待一切都处理完毕,他才缓缓地挺直酸硬的背,有些迟缓、谴责地回道:“这女孩伤得不轻,可见是从斜坡滚下所导致的石切痕迹,是不是你……吓着了她?”
沈烈阳顿了一下,发出苦涩的笑声。“我的鬼脸的确吓人,难怪人会这么想。”换作是他,大概也是这般猜测。
“难道不是你?”由他的表情,王医师开始怀疑错怪了人。
“狗儿发现她倒在溪边的大石上,那时她就一身伤了。”一个令人矛盾的以外,沈烈阳也想不通。
“你……救了她?”王医师的眼底有着不可思议。
“你认为呢?”
王医师的诧异不是无理由的,他一直是沈家的专属医师,自从七年前大火夺去沈家十三条人命,慈悲和善心就不存在沈家。

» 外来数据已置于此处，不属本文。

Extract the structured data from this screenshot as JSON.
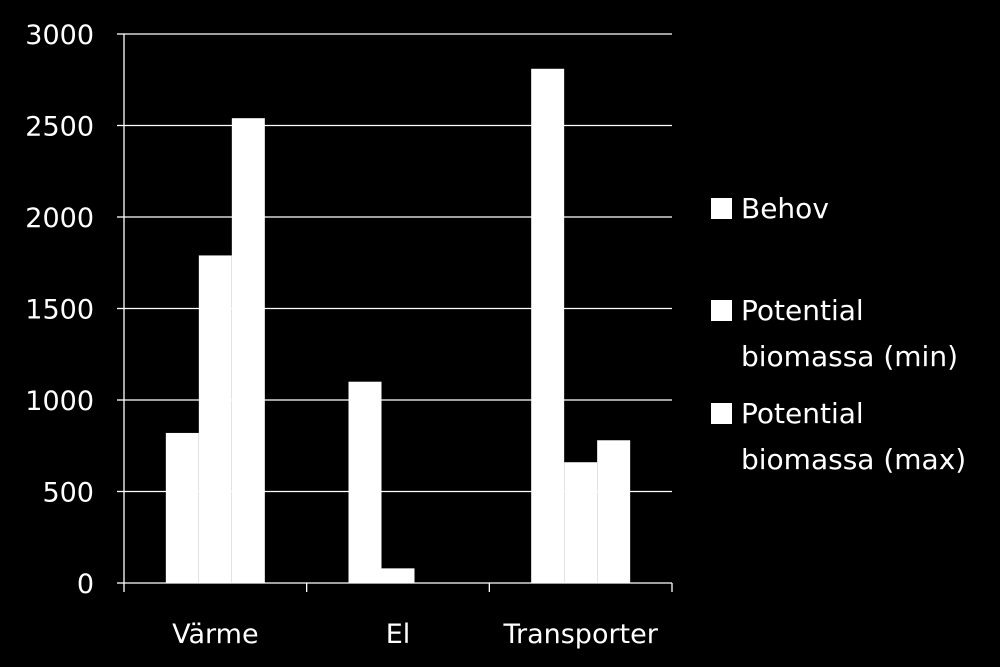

王医师很清楚沈烈阳对人的绝情,三年前有几个大学生在林中迷了路向他求救,而他只是淡淡地一眄,转身关上门,任由他们几乎虚脱地死在门前的石阶上。
要不是王医师每月例行上门替他复检火伤的复原进度,这几条年轻生命恐怕已魂飞魄散,回天乏术。
因此他今日异常的举动叫人费解,不由得引起王医师一番臆测。
“你不像会做这种事的人,至少在火灾后数年内。”他不避讳地指出。
沈烈阳微微一黯。“心死的人不该有良心,你不用一再提醒我的确憾。”
“我不是指你脸上的伤,你不觉得不逃避太久了吗?比你严重的人都敢走在眼光下,你的心并没有死,只是暂时被困住而已。”

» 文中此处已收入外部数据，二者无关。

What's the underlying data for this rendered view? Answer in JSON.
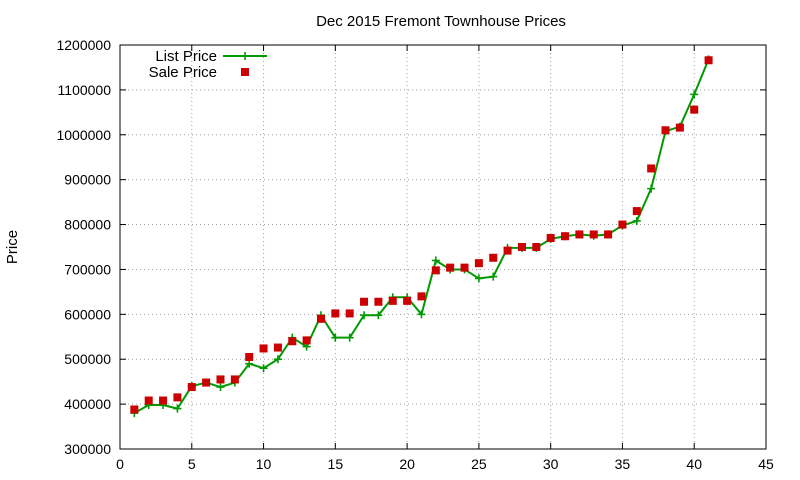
{
  "chart_data": {
    "type": "line",
    "title": "Dec 2015 Fremont Townhouse Prices",
    "xlabel": "",
    "ylabel": "Price",
    "xlim": [
      0,
      45
    ],
    "ylim": [
      300000,
      1200000
    ],
    "xticks": [
      0,
      5,
      10,
      15,
      20,
      25,
      30,
      35,
      40,
      45
    ],
    "yticks": [
      300000,
      400000,
      500000,
      600000,
      700000,
      800000,
      900000,
      1000000,
      1100000,
      1200000
    ],
    "grid": true,
    "legend_position": "top-left",
    "series": [
      {
        "name": "List Price",
        "style": "line-plus",
        "color": "#009900",
        "x": [
          1,
          2,
          3,
          4,
          5,
          6,
          7,
          8,
          9,
          10,
          11,
          12,
          13,
          14,
          15,
          16,
          17,
          18,
          19,
          20,
          21,
          22,
          23,
          24,
          25,
          26,
          27,
          28,
          29,
          30,
          31,
          32,
          33,
          34,
          35,
          36,
          37,
          38,
          39,
          40,
          41
        ],
        "y": [
          380000,
          398000,
          398000,
          390000,
          440000,
          448000,
          438000,
          448000,
          490000,
          480000,
          500000,
          548000,
          528000,
          598000,
          548000,
          548000,
          598000,
          598000,
          638000,
          638000,
          600000,
          720000,
          700000,
          700000,
          680000,
          684000,
          748000,
          748000,
          748000,
          768000,
          774000,
          778000,
          775000,
          778000,
          798000,
          808000,
          880000,
          1008000,
          1018000,
          1090000,
          1168000
        ]
      },
      {
        "name": "Sale Price",
        "style": "square-points",
        "color": "#cc0000",
        "x": [
          1,
          2,
          3,
          4,
          5,
          6,
          7,
          8,
          9,
          10,
          11,
          12,
          13,
          14,
          15,
          16,
          17,
          18,
          19,
          20,
          21,
          22,
          23,
          24,
          25,
          26,
          27,
          28,
          29,
          30,
          31,
          32,
          33,
          34,
          35,
          36,
          37,
          38,
          39,
          40,
          41
        ],
        "y": [
          388000,
          408000,
          408000,
          415000,
          438000,
          448000,
          455000,
          455000,
          505000,
          524000,
          526000,
          540000,
          542000,
          590000,
          602000,
          602000,
          628000,
          628000,
          630000,
          630000,
          640000,
          698000,
          704000,
          704000,
          714000,
          726000,
          742000,
          750000,
          750000,
          770000,
          774000,
          778000,
          778000,
          778000,
          800000,
          830000,
          925000,
          1010000,
          1016000,
          1056000,
          1166000
        ]
      }
    ]
  }
}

王医师语重心长的说着,刚开始接他出院那日起,他知道再也无法恢复本来面目后,人就自怨自艾地自我放弃,避入无言世界里。
要不是他尚有一份责任在身,只怕会更孤僻冷绝,连出院后的治疗都不愿意接受,从此丧失最基本的尊严。
“多说无益,她昏迷了快两个小时,什么时候才会清醒?”沈烈阳将心疼隐藏在最深暗的眼底。
“为了缝合伤口时无法避免的痛楚,我打了一剂麻醉针,应该快醒了才是。”他看不透沈烈阳灰涩的心。
“嗯!”他不置一语轻哼了一声。
收拾好医用器具,上了年纪的王医师瞧瞧床上水漾的女孩,似曾相识的熟悉感一闪而逝。
“这娃儿好面熟。”
基于私心作祟,沈烈阳未将她先前透露的名字告知。“要注意些什么?”
“呃!”王医师投以怪异的一瞥,“药要按时吃,伤口沾不得水,若有发烧是正常事,喂以红包药末即可。”